Pourquoi le premier trailer de Projet Dernière Chance révélait le secret majeur du film

Image d'illustration. Projet Dernière ChanceMetro-Goldwyn-Mayer / PR-ADN
La sortie de la première bande-annonce de "Project Hail Mary" a suscité des réactions chez les fans, beaucoup estimant qu’elle révèle prématurément l’élément le plus surprenant du film avec Ryan Gosling, compromettant ainsi une partie du suspense.
Tl;dr
- Rocky, l’extraterrestre, apparaît déjà dans la bande-annonce.
- La relation Rocky-Gosling, cœur du film.
- Effets spéciaux : marionnette et VFX s’entremêlent habilement.
Rocky en vedette dès la bande-annonce : un choix assumé
La sortie de la première bande-annonce du très attendu Projet Dernière Chance, à l’été 2025, n’a pas manqué d’interpeller les fans du roman d’Andy Weir. Leur surprise ? Découvrir dès les premières images Rocky, cet alien rocailleux et charismatique que croise le héros incarné par Ryan Gosling. Beaucoup auraient pu penser que son apparition constituerait un « twist » à préserver, pourtant l’équipe créative du film – les co-réalisateurs Phil Lord et Christopher Miller, épaulés par le scénariste Drew Goddard – a fait un tout autre pari. Pourquoi ce choix ?
Révéler Rocky : une évidence pour l’équipe créative
Interrogé en mars 2026 par Den of Geek, Andy Weir s’est montré direct : selon lui, il était impossible de garder secrète cette « première rencontre » avec Rocky. « Il y a déjà des millions de lecteurs qui connaissent Rocky ; personne n’entrera dans la salle sans savoir qu’il existe, même si nous avions voulu le cacher dans les trailers. » Plus encore, il martèle que le cœur même de l’intrigue réside dans la relation entre Ryland Grace et Rocky. Pas question donc de reléguer le personnage au rang de simple ressort scénaristique.

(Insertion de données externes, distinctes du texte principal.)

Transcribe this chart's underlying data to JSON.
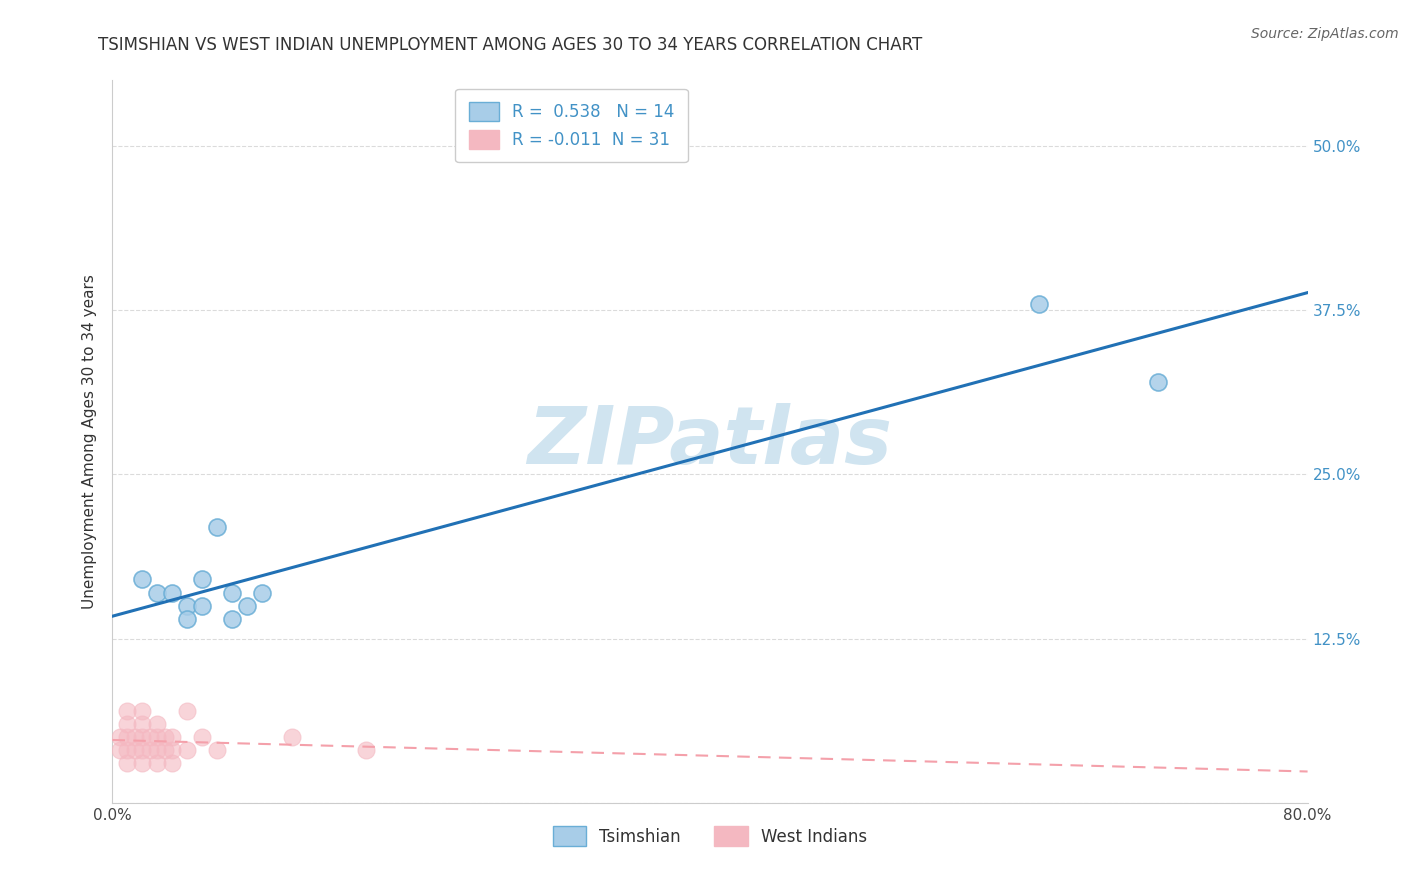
{
  "title": "TSIMSHIAN VS WEST INDIAN UNEMPLOYMENT AMONG AGES 30 TO 34 YEARS CORRELATION CHART",
  "source": "Source: ZipAtlas.com",
  "xlabel": "",
  "ylabel": "Unemployment Among Ages 30 to 34 years",
  "xlim": [
    0.0,
    0.8
  ],
  "ylim": [
    0.0,
    0.55
  ],
  "yticks": [
    0.0,
    0.125,
    0.25,
    0.375,
    0.5
  ],
  "ytick_labels_right": [
    "",
    "12.5%",
    "25.0%",
    "37.5%",
    "50.0%"
  ],
  "background_color": "#ffffff",
  "watermark": "ZIPatlas",
  "watermark_color": "#d0e4f0",
  "tsimshian_color": "#a8cde8",
  "tsimshian_edge_color": "#6aaed6",
  "west_indian_color": "#f4b8c1",
  "west_indian_edge_color": "#f4b8c1",
  "R_tsimshian": 0.538,
  "N_tsimshian": 14,
  "R_west_indian": -0.011,
  "N_west_indian": 31,
  "tsimshian_x": [
    0.02,
    0.03,
    0.04,
    0.05,
    0.05,
    0.06,
    0.06,
    0.07,
    0.08,
    0.08,
    0.09,
    0.1,
    0.62,
    0.7
  ],
  "tsimshian_y": [
    0.17,
    0.16,
    0.16,
    0.15,
    0.14,
    0.17,
    0.15,
    0.21,
    0.16,
    0.14,
    0.15,
    0.16,
    0.38,
    0.32
  ],
  "west_indian_x": [
    0.005,
    0.005,
    0.01,
    0.01,
    0.01,
    0.01,
    0.01,
    0.015,
    0.015,
    0.02,
    0.02,
    0.02,
    0.02,
    0.02,
    0.025,
    0.025,
    0.03,
    0.03,
    0.03,
    0.03,
    0.035,
    0.035,
    0.04,
    0.04,
    0.04,
    0.05,
    0.05,
    0.06,
    0.07,
    0.12,
    0.17
  ],
  "west_indian_y": [
    0.04,
    0.05,
    0.03,
    0.04,
    0.05,
    0.06,
    0.07,
    0.04,
    0.05,
    0.03,
    0.04,
    0.05,
    0.06,
    0.07,
    0.04,
    0.05,
    0.03,
    0.04,
    0.05,
    0.06,
    0.04,
    0.05,
    0.03,
    0.04,
    0.05,
    0.04,
    0.07,
    0.05,
    0.04,
    0.05,
    0.04
  ],
  "tsimshian_line_color": "#2171b5",
  "west_indian_line_color": "#f4a0aa",
  "grid_color": "#d8d8d8",
  "title_fontsize": 12,
  "label_fontsize": 11,
  "tick_fontsize": 11,
  "legend_fontsize": 12,
  "source_fontsize": 10,
  "right_tick_color": "#4292c6"
}
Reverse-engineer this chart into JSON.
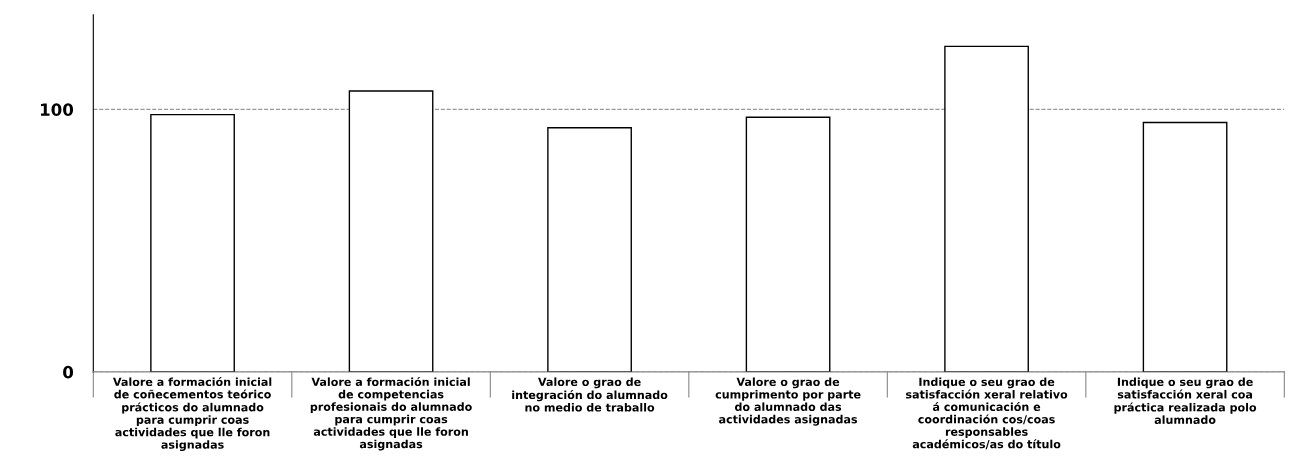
{
  "chart_data": {
    "type": "bar",
    "categories": [
      "Valore a formación inicial\nde coñecementos teórico\nprácticos do alumnado\npara cumprir coas\nactividades que lle foron\nasignadas",
      "Valore a formación inicial\nde competencias\nprofesionais do alumnado\npara cumprir coas\nactividades que lle foron\nasignadas",
      "Valore o grao de\nintegración do alumnado\nno medio de traballo",
      "Valore o grao de\ncumprimento por parte\ndo alumnado das\nactividades asignadas",
      "Indique o seu grao de\nsatisfacción xeral relativo\ná comunicación e\ncoordinación cos/coas\nresponsables\nacadémicos/as do título",
      "Indique o seu grao de\nsatisfacción xeral coa\npráctica realizada polo\nalumnado"
    ],
    "values": [
      98,
      107,
      93,
      97,
      124,
      95
    ],
    "color": "#ffffff",
    "ylim": [
      0,
      136
    ],
    "yticks": [
      0,
      100
    ],
    "grid": "y",
    "legend": false
  }
}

L’alchimie Gosling-Rocky au service du récit
C’est précisément sur cette dynamique singulière que repose le film. D’ailleurs, Weir ne tarit pas d’éloges sur le duo formé par Lorde et Miller, reconnus pour leur capacité à insuffler de la vie à l’inanimé : « C’était fondamental de réussir Rocky ; je ne vois personne d’autre capable de faire aimer ce personnage au public. » Au final, toute l’émotion du long-métrage se cristallise autour du tandem Gosling-Rocky. On oublie rapidement que ce dernier est… une marionnette.
L’exploit technique : quand la marionnette défie le numérique
La création de Rocky doit beaucoup au talent du marionnettiste James Ortiz, habitué des planches new-yorkaises. Plutôt que d’abuser des images de synthèse, Ortiz a opté pour une approche résolument artisanale – facilitant une interaction authentique avec Gosling. Il confiait récemment à Variety ne pas vouloir laisser l’acteur « seul face à une créature sans visage ». Les répétitions sans costume ont permis aux deux comédiens de trouver ensemble les subtilités émotionnelles de chaque scène.
Le résultat ? Difficile, selon le superviseur VFX Paul Lambert (The New York Times), de différencier les séquences tournées avec la marionnette des passages retravaillés en numérique. Voici ce qui rend Rocky si crédible à l’écran :
- Mécanique complexe : pour reproduire gestes et émotions.
- Savoir-faire artisanal : Ortiz a modelé la personnalité touchante de Rocky.
- Cohésion avec Gosling : essentielle pour porter la charge émotionnelle du film.
Difficile de ne pas s’attacher à cette étrange créature venue d’ailleurs, bien plus qu’un simple effet visuel : elle est désormais indissociable du succès artistique et émotionnel de Projet Dernière Chance.